Léonce Falbert, licencié en droit, s'était marié à la veille de plaider sa première cause. S'il s'était marié, ce n'était pas dans la préoccupation d'avoir beaucoup d'enfants, mais parce qu'il avait rencontré dans une petite fête mondaine Mlle d'Aymar, qui prenait tous les coeurs au cotillon. Il n'y fit pas trop le chevalier de la triste figure. Il soupa à côté d'elle, il la cajola par toutes les caresses de la causerie et des oeillades, si bien que Mme Agnès dit à sa fille, quelques jours après:

—Sais-tu pourquoi tu es distraite?
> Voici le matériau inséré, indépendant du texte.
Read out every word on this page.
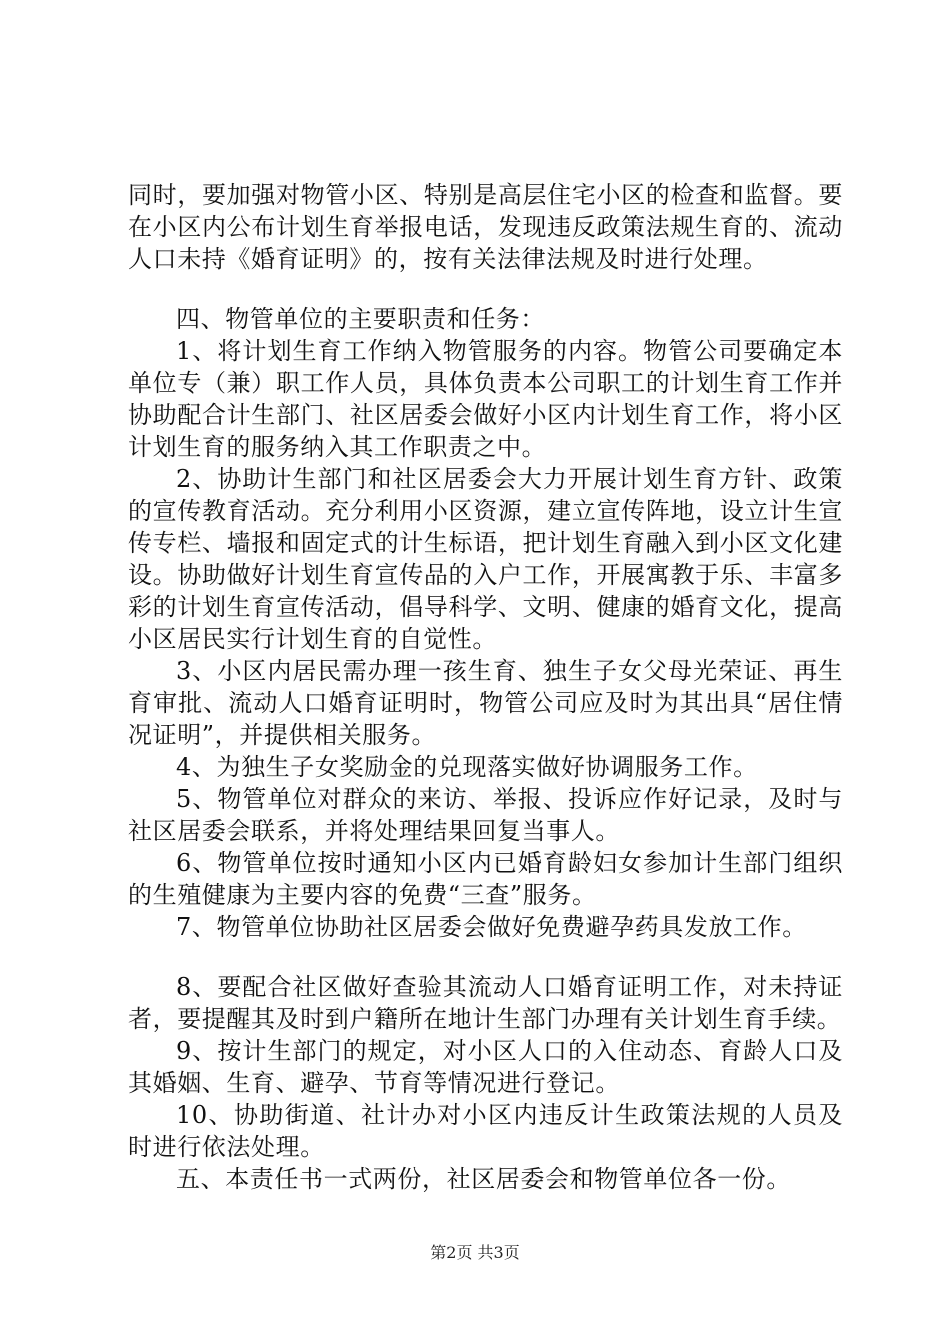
同时，要加强对物管小区、特别是高层住宅小区的检查和监督。要在小区内公布计划生育举报电话，发现违反政策法规生育的、流动人口未持《婚育证明》的，按有关法律法规及时进行处理。

四、物管单位的主要职责和任务：

1、将计划生育工作纳入物管服务的内容。物管公司要确定本单位专（兼）职工作人员，具体负责本公司职工的计划生育工作并协助配合计生部门、社区居委会做好小区内计划生育工作，将小区计划生育的服务纳入其工作职责之中。

2、协助计生部门和社区居委会大力开展计划生育方针、政策的宣传教育活动。充分利用小区资源，建立宣传阵地，设立计生宣传专栏、墙报和固定式的计生标语，把计划生育融入到小区文化建设。协助做好计划生育宣传品的入户工作，开展寓教于乐、丰富多彩的计划生育宣传活动，倡导科学、文明、健康的婚育文化，提高小区居民实行计划生育的自觉性。

3、小区内居民需办理一孩生育、独生子女父母光荣证、再生育审批、流动人口婚育证明时，物管公司应及时为其出具“居住情况证明”，并提供相关服务。

4、为独生子女奖励金的兑现落实做好协调服务工作。

5、物管单位对群众的来访、举报、投诉应作好记录，及时与社区居委会联系，并将处理结果回复当事人。

6、物管单位按时通知小区内已婚育龄妇女参加计生部门组织的生殖健康为主要内容的免费“三查”服务。

7、物管单位协助社区居委会做好免费避孕药具发放工作。

8、要配合社区做好查验其流动人口婚育证明工作，对未持证者，要提醒其及时到户籍所在地计生部门办理有关计划生育手续。

9、按计生部门的规定，对小区人口的入住动态、育龄人口及其婚姻、生育、避孕、节育等情况进行登记。

10、协助街道、社计办对小区内违反计生政策法规的人员及时进行依法处理。

五、本责任书一式两份，社区居委会和物管单位各一份。

第2页 共3页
C'est parce que tu penses à M. Léonce Falbert.

—Pas du tout, maman.

—Alors, s'il demandait ta main, tu lui dirais de repasser?

—Non, je lui dirais oui;

—Et pourquoi épouserais-tu plutôt qu'un autre M. Léonce Falbert?

—Par curiosité.

—Ah! je te reconnais bien là; tout ce que tu fais et tout ce que tu feras, curiosité, curiosité, curiosité!

—Mais, maman, un roman que j'ai lu malgré toi m'a dit l'autre jour qu'il fallait lire toutes les pages du livre de la vie.

—Ce roman, ma chère Angèle, ne parle pas comme un livre, mais comme un roman; car il est dit aussi que, si la vie n'était pas un mauvais livre, on ne s'y amuserait pas. J'espère que tu ne prends pas au sérieux toutes ces bêtises-là?